James Pearce of the Liverpool Echo is the latest to feature in our matchday Q&A series – with fans and media detailing their typical day at Anfield.
James is a busy man on a matchday, as you can see from his responses below, with plenty of deadlines to meet for the newspaper.
He’s been on the Echo’s sports desk for over a decade now and is well known not only in the UK but also around the world thanks to his role as the Echo’s chief Liverpool reporter.
Tell us about your typical matchday for a 3pm kick-off. What’s your pre-match routine? What time would you get to Anfield?
I usually get to Anfield around an hour and a half before kick-off. That gives me time to have a read of the programme and speak to a few people before writing up and sending over to the Echo desk the confirmed team news article, which is published on our site at 2pm.
Between then and kick-off most of the time is spent writing into our live matchday blog. I’m usually one of two or three Echo reporters on duty at a match and at around 2.30pm we do a Facebook Live broadcast talking about the team line ups and previewing the game.
And how long after the match are you at the stadium for? What duties do you have for the Echo?

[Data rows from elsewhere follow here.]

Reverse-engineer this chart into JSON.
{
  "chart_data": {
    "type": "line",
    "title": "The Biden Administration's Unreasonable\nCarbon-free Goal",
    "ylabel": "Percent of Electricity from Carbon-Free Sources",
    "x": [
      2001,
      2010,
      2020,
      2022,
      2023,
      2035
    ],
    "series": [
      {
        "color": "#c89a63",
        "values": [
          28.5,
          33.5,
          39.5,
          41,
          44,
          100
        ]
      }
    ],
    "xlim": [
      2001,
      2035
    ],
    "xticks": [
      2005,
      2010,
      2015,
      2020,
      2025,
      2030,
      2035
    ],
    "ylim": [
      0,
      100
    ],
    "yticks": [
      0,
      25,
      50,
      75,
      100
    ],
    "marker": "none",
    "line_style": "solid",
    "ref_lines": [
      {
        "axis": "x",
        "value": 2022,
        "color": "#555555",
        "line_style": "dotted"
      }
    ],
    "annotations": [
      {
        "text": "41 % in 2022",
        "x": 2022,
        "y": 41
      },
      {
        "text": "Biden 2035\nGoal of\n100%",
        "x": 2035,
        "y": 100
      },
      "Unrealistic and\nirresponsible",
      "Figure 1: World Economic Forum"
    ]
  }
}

During the match I’m tweeting and writing into the live blog, as well as putting together my Verdict piece which is around 1,000 words. At half-time there’s another Facebook Live, reflecting on the opening 45 minutes.
I’ll usually have to email a 300-word web match report on the final whistle and then I’ll have a further 45 minutes or so to complete the Verdict which is more analytical. That’s the article that goes into the newspaper.
I finish that Verdict while in the mixed zone waiting for the players to come through. Sometimes you can get 3 or 4 interviews, other times you come away empty handed. Often it’s dependent on the result.
By around 6.15pm/6.30pm the last of the players have come past and so then I’ll return to the media room. Sometimes I’ll write up one player reaction piece straight away and email to the desk, other times I’ll save it all for the following day.
Around 6.45pm everyone has sent over the copy required for upload to the site that day so the last duty is to do the Facebook Live reflecting on the game. This is usually done in the press conference room.
As the very patient stewards in the media room will testify, I’m usually the last one to leave around 7pm!
In your role as the Echo’s chief LFC correspondent, you’re quite well known among the fan base. Any funny stories that have arrived from this?
People quite often come up for a chat, whether it’s outside the ground or around the city. Most of the time they want to speak about transfers and who might be coming and going.
I was in a taxi in the city once when after asking me where I worked the driver said: “Don’t suppose you know that ****ing James Pearce do you?’ Told him I’d heard of him but he worked in a different department!
The only abuse usually arrives via social media. I’ve lost count of all the agendas and brown envelopes I’ve been accused of having and accepting. A very angry fan tweeted me on the final day of the 2014/15 season demanding my resignation. He went on to say that my position was untenable as a result of the 6-1 defeat to Stoke…..
How does your matchday routine differ for an away match, and which club in the Premier League has the worst media facilities?
I always aim to get to an away ground around two hours before kick-off as there’s a bit more to sort out in terms of parking, making sure the Wi-Fi works and getting a mixed zone pass.
Apart from that, all the duties matchday are the same. The facilities are excellent pretty much across the Premier League.
In terms of the view, I’d say the worst is probably Crystal Palace as when you are sat in the back row of their press box the view is like being a post box. But even Palace have a new media centre for the press conference which is excellent.
There really isn’t much to moan about in the Premier League.
What would be your one piece of advice for somebody visiting Anfield for the first time?
Get there early and have a stroll around the ground. I love that buzz and sense of anticipation you can feel around the place on a big matchday.
There’s been much debate about the Anfield atmosphere of late. What would be your main solution to improving it?
I actually thought the atmosphere was much improved earlier in the season. It’s dropped off in the last couple of months but that’s been largely down to results.
More tickets available at a decent price for young adults would help.